5. Redox-Responsive Hydrogel

Innovative DDSs have emerged with the development of redox-responsive hydrogels [60,97,98][64][65][66]. These hydrogels, when subjected to specific biological redox stimuli, can rapidly release encapsulated drugs at the target site [62][67]. The redox-responsive behavior of the hydrogel/nanogels is achieved through the incorporation of specific chemical moieties. One such chemical moiety is the disulfide linker, which can be cleaved in the presence of reducing agents such as glutathione (GSH) [60,61][64][68]. Another widely used chemical moiety is the selenide group, which can be responsive to reactive oxygen species (ROS) such as hydrogen peroxide (H2O2) [63][69]. The redox-responsive hydrogel carriers can be specifically designed for specific purposes. For gene drug delivery, Zhao et al. devised gelatin/silica-aptamer nanogels that can selectively release siRNA into the cytosol in nucleolin-positive cells (A549) triggered by GSH [60][64]. To encapsulate therapeutic proteins, Schotz et al. crafted polyglycerol-based redox-responsive nanogels using inverse nanoprecipitation and inverse electron-demand Diels–Alder cyclizations between methyl tetrazines and norbornene. The encapsulated cytochrome C was released at the action site under physiological reductive conditions [64][70]. For intracellular delivery of cationic drugs, Maciel et al. synthesized redox-sensitive nanogels (AG/Cys) through in situ cross-linking of alginate using cystamine as a cross-linker via a mini-emulsion method. The cationic doxorubicin was encapsulated via electrostatic interactions, and the encapsulation efficiency was up to 95.2 ± 4.7% [55,56][51][56]. Natural polymer-based materials, such as hydroxypropyl cellulose (HPC)-based grafted copolymers, were also adopted for biodegradable and biocompatible nanogels [97,99][65][71]. These advancements in redox-responsive hydrogels/nanogels hold more promise for effective and targeted DDSs.

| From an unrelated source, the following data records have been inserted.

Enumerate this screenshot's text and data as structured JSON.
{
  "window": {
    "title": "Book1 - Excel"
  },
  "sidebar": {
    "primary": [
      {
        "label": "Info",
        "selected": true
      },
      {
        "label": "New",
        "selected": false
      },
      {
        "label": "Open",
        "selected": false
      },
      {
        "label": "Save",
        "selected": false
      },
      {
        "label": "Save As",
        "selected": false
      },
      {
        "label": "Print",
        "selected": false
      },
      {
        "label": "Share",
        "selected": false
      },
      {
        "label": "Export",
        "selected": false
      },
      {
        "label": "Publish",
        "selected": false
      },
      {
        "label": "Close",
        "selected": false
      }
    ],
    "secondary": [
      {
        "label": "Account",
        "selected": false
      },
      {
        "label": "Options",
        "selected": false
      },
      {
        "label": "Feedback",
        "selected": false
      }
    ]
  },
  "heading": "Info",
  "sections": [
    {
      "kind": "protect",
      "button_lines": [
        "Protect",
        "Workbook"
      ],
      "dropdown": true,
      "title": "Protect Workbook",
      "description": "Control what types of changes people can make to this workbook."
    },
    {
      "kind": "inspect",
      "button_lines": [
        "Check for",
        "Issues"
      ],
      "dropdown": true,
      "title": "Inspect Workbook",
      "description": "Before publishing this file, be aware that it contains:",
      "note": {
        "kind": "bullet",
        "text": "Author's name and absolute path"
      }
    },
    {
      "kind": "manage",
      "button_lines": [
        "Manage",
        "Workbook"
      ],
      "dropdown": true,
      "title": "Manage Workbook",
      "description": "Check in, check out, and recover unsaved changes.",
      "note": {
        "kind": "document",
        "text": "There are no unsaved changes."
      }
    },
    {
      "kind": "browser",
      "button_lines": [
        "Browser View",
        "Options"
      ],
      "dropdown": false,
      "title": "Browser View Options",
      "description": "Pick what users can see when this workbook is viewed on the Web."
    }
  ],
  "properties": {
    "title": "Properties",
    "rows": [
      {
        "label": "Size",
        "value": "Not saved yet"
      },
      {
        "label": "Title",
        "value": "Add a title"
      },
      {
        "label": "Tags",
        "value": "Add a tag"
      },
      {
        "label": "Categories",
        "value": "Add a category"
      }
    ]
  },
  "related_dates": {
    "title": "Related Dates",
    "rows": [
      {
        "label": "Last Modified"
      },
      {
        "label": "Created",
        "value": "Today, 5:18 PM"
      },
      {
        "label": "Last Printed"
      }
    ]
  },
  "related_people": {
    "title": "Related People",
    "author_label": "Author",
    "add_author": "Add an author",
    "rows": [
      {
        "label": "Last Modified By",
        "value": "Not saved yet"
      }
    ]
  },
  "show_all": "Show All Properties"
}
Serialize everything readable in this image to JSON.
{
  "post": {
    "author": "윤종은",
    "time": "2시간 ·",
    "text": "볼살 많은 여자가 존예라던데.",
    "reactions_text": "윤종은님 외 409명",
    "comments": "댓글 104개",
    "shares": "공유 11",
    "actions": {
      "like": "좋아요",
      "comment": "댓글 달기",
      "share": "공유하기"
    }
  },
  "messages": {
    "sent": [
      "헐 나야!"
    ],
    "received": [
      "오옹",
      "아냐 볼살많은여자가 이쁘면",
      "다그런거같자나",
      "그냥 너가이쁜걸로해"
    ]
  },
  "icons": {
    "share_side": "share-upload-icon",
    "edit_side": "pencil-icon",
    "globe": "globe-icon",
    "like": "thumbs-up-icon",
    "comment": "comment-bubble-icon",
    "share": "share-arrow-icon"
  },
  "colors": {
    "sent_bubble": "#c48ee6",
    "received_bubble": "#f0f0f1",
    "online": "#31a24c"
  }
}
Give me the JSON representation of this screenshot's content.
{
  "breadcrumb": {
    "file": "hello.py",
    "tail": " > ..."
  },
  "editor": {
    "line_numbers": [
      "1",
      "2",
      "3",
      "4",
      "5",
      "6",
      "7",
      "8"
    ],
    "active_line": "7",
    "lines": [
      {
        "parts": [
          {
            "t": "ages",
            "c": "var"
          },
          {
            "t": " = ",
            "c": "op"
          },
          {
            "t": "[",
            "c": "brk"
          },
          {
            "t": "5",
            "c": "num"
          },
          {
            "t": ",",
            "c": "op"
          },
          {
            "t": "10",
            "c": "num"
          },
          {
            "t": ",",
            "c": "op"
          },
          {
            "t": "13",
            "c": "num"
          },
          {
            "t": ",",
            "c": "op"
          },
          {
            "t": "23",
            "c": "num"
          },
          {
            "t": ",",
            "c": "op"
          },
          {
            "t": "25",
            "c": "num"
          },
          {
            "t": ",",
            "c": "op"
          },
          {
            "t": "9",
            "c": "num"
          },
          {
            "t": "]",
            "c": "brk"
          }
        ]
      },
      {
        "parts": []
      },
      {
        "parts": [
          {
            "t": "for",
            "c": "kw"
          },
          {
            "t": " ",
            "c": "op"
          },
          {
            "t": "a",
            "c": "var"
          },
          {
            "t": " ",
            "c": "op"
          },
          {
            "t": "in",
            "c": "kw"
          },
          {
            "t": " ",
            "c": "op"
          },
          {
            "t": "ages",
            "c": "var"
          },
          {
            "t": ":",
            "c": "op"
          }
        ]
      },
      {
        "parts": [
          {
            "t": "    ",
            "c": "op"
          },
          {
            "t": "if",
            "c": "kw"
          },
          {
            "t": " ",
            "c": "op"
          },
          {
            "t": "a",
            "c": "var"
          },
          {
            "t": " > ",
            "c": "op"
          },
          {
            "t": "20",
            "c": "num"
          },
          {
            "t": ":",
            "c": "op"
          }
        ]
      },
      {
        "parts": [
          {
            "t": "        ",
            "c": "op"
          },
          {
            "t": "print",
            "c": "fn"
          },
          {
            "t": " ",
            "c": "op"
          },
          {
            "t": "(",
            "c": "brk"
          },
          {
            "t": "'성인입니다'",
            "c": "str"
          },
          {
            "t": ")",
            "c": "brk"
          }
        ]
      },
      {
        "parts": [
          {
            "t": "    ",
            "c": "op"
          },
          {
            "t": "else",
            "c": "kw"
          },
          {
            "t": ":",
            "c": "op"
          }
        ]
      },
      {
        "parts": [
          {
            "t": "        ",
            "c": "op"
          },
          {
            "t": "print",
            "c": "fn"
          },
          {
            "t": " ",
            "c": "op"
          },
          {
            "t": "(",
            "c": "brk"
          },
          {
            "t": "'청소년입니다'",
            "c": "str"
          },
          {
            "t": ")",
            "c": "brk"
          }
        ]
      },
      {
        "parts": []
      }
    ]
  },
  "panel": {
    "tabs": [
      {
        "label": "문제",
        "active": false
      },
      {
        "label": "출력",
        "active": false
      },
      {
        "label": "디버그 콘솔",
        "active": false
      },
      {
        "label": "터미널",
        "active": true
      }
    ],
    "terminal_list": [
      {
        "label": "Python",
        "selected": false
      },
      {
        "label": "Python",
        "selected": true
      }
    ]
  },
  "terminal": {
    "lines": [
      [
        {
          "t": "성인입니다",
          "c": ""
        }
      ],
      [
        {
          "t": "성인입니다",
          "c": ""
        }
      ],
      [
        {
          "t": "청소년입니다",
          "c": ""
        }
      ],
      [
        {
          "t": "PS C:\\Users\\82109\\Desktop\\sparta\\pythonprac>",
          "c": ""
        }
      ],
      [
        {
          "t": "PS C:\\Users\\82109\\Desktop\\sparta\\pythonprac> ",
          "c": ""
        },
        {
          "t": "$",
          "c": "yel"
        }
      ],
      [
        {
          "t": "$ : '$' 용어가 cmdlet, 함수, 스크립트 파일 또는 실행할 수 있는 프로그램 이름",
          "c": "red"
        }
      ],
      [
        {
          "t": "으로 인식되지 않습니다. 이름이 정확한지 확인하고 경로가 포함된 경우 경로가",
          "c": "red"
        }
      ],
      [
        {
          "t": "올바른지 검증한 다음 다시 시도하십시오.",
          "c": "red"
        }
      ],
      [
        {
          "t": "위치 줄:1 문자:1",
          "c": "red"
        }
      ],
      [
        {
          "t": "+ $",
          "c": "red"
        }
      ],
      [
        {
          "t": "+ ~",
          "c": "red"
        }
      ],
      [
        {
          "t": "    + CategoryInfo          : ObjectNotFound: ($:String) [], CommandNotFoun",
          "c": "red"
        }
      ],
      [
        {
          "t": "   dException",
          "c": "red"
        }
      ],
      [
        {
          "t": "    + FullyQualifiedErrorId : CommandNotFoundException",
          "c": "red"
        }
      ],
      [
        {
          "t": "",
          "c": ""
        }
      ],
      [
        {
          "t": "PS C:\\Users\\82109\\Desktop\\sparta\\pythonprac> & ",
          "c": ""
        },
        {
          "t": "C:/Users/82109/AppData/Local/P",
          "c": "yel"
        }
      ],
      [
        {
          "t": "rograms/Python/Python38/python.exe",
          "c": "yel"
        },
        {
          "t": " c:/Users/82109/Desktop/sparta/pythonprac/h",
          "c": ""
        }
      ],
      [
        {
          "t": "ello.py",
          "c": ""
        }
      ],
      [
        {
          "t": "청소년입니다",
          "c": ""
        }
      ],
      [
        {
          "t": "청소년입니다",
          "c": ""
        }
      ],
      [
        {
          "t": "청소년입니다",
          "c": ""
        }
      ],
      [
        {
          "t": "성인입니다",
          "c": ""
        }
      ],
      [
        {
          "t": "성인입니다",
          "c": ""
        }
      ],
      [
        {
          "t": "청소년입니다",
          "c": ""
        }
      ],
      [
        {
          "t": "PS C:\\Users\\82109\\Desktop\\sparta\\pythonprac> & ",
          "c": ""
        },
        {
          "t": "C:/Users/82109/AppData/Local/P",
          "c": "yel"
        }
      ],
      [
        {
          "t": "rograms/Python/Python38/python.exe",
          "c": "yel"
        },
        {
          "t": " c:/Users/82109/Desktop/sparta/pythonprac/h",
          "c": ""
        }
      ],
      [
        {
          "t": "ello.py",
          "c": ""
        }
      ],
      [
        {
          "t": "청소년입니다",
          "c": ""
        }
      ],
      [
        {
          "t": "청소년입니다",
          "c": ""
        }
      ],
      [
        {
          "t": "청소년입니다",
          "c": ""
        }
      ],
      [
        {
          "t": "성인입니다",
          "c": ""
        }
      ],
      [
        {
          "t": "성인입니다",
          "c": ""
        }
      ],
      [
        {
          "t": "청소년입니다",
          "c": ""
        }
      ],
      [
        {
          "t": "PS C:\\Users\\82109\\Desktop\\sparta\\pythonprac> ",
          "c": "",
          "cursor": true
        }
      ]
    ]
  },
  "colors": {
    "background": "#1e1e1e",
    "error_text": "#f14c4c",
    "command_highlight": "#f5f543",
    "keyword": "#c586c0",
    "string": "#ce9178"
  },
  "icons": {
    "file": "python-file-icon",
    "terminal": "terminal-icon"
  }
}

6. Biomolecule-Responsive Hydrogels

6.1. Enzyme-Responsive Hydrogels

Enzyme-responsive hydrogels have been developed to respond to enzymatic activity in specific environments, enabling the release of encapsulated therapeutics [65,66][72][73]. These hydrogels offer a distinct advantage due to their reliance on endogenous enzyme expression. One mechanism involves designing the hydrogel matrix to degrade under specific enzymes, allowing for controlled therapeutic release. Yang et al. devised enzyme-responsive nanogels (EPNGs) cross-linked with cinnamyloxy groups in PEGylated hyaluronic acid, which are sensitive to hyaluronidase [66][73]. These EPNGs exhibit high loading efficiency and excellent stability in various biological media. However, they degrade rapidly within tumor cells that overexpress hyaluronidase, allowing for rapid release of encapsulated cytochrome C. Another mechanism involves covalently linking therapeutics to the hydrogel scaffold with enzymatically sensitive cross linkages. Amer et al. created a PEG hydrogel delivering the anticancer drug doxorubicin, which was covalently attached to the hydrogel via the MMP-sensitive peptide linker, C-VPLS↓LYSG-C [67][74]. The hydrogel was able to release doxorubicin in the presence of MMP-2 and MMP-9, significantly reducing tumor growth in a breast cancer mouse model [57].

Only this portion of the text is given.